This library is a C# class library for calculating the BLEU and RIBES scores, which are metrics for evaluating the quality of machine translations. BLEU (Bilingual Evaluation Understudy) is an algorithm for evaluating the quality of text which has been machine-translated from one natural language to another. RIBES (Rank-based Intuitive Bilingual Evaluation Score) is an automatic metric for machine translation evaluation that is based on rank correlation coefficients between word pairs of reference and candidate translations.
You can add this library to your project using the NuGet package manager.
Install-Package BleuNet
The following code snippet shows the basic usage of this library.
using BleuNet;
// Define the translated and reference sentences.
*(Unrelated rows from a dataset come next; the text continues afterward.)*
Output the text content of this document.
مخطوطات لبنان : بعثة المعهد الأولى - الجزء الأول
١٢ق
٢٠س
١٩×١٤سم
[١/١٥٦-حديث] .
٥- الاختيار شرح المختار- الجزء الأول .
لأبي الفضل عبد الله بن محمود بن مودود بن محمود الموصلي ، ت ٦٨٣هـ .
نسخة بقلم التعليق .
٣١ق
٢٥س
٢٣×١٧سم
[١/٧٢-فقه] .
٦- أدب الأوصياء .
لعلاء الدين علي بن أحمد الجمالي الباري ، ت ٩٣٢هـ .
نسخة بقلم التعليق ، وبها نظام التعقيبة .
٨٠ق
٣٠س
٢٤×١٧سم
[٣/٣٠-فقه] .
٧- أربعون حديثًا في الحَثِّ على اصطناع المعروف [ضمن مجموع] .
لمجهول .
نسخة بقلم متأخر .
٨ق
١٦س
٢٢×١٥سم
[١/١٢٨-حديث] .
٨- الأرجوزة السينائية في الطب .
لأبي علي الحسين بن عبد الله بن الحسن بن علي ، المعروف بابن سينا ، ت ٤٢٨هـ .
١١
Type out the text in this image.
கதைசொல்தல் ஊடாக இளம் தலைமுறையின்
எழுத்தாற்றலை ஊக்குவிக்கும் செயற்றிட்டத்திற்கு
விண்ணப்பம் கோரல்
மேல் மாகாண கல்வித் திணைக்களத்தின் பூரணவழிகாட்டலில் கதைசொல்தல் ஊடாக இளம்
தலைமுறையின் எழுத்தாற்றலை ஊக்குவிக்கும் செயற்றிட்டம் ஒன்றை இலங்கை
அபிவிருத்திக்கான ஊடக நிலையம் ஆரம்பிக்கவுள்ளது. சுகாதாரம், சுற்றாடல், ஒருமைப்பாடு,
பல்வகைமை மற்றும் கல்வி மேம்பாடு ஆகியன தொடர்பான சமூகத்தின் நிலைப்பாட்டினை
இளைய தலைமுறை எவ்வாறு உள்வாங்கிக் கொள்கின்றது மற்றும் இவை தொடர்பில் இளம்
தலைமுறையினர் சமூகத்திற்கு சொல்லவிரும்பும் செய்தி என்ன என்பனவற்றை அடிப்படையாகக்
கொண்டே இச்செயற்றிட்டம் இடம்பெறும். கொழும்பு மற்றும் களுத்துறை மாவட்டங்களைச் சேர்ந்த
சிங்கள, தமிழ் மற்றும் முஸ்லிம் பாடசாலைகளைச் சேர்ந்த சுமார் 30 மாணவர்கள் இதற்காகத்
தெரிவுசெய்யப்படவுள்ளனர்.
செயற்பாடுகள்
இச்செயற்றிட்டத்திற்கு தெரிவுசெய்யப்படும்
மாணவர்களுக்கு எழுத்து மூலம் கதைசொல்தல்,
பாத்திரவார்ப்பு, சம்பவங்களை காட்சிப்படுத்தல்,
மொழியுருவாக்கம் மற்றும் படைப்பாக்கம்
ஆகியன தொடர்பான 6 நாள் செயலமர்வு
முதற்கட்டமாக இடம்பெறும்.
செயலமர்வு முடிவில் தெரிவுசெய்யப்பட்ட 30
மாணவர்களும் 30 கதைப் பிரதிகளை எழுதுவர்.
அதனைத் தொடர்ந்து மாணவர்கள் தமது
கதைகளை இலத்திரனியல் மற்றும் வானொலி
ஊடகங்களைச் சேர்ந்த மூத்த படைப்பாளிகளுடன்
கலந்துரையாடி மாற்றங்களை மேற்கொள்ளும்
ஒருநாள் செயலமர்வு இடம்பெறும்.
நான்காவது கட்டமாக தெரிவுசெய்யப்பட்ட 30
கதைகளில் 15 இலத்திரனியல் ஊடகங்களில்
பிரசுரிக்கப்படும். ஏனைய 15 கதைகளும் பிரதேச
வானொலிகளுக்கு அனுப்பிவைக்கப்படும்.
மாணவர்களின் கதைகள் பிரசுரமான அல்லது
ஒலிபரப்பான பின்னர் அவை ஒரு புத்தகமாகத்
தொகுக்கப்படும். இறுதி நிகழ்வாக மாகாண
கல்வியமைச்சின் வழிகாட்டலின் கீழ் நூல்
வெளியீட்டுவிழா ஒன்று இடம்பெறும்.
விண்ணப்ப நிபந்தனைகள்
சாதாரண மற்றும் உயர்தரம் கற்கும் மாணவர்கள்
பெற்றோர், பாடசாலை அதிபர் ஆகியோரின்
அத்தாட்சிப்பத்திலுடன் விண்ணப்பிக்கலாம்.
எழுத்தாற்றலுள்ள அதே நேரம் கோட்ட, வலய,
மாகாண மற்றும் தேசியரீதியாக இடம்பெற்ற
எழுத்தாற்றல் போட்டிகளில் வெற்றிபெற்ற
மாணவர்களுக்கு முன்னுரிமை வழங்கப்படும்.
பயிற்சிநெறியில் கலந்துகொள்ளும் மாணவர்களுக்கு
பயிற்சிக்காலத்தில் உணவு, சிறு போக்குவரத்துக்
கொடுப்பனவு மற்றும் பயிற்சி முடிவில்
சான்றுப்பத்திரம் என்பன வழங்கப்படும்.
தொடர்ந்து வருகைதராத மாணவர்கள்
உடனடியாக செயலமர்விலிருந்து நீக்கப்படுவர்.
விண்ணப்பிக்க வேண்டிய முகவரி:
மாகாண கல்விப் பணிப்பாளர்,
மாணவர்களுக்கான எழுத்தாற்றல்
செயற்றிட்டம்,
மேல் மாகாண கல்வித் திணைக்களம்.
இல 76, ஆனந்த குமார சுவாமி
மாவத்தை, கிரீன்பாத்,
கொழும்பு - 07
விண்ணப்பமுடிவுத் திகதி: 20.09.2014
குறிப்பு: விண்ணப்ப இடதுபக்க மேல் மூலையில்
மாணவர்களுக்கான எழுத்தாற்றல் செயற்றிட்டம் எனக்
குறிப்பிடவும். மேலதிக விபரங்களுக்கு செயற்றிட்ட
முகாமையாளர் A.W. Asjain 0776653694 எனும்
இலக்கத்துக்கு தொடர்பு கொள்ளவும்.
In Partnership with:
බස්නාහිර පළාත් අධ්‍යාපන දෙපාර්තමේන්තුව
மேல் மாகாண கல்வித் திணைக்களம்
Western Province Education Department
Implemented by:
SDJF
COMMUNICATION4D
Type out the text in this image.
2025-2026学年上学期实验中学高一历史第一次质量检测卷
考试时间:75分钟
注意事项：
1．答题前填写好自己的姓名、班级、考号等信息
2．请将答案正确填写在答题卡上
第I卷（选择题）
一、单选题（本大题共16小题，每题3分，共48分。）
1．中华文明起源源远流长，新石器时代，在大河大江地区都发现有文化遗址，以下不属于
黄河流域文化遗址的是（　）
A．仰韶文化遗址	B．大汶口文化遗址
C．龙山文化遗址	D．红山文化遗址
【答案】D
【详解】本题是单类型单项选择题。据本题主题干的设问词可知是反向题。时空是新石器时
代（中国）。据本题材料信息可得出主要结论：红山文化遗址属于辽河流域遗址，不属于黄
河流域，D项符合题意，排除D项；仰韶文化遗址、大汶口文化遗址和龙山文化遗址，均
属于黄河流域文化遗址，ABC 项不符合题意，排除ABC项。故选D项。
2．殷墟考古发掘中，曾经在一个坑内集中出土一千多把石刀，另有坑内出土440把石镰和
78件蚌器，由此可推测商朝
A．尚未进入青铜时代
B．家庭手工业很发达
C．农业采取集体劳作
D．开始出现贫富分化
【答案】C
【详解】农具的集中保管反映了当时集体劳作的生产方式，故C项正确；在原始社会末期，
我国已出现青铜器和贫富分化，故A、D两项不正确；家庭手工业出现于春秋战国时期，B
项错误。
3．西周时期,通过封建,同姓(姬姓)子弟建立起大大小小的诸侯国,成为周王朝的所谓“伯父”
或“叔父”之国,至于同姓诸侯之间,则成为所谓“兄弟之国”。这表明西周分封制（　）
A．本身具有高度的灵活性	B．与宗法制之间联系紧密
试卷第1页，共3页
string referenceSentence = "The pessimist sees difficulty in every opportunity.";
string translatedSentence = "The pessimist sees difficulty at every opportunity.";
var referenceSentenceTokens = new string[][] { Utility.Tokenize(referenceSentence) };
var translatedSentenceTokens = new string[][] { Utility.Tokenize(translatedSentence) };
// Calculate the BLEU score.
double score = Metrics.CorpusBleu(referenceSentenceTokens, translatedSentenceTokens);
// Display the result.
Console.WriteLine("BLEU Score: " + score);
// Calculate the sentence BLEU score.
double sentenceBleu = Metrics.SentenceBleu(referenceSentenceTokens, Utility.Tokenize(translatedSentence));
Console.WriteLine("Sentence BLEU Score: " + sentenceBleu);
I have added a new method Tokenize2
to my library. This method's tokenization is designed to closely match the tokenization of the tokenizer.perl script included with the statistical machine translation tool Moses when specified with -l en.
Here is a basic usage example:
string text = "The quick brown fox jumps over the lazy dog.";
string[] tokens = Utility.Tokenize2(text);
BLEU:
- Kishore Papineni, Salim Roukos, Todd Ward, and Wei-Jing Zhu, "BLEU: a Method for Automatic Evaluation of Machine Translation" (Papineni et al., ACL 2002)
RIBES:
- Hideki Isozaki, Tsutomu Hirao, Kevin Duh, Katsuhito Sudoh, Hajime Tsukada, "Automatic Evaluation of Translation Quality for Distant Language Pairs" (Isozaki et al., EMNLP 2010)
This project is licensed under the MIT license.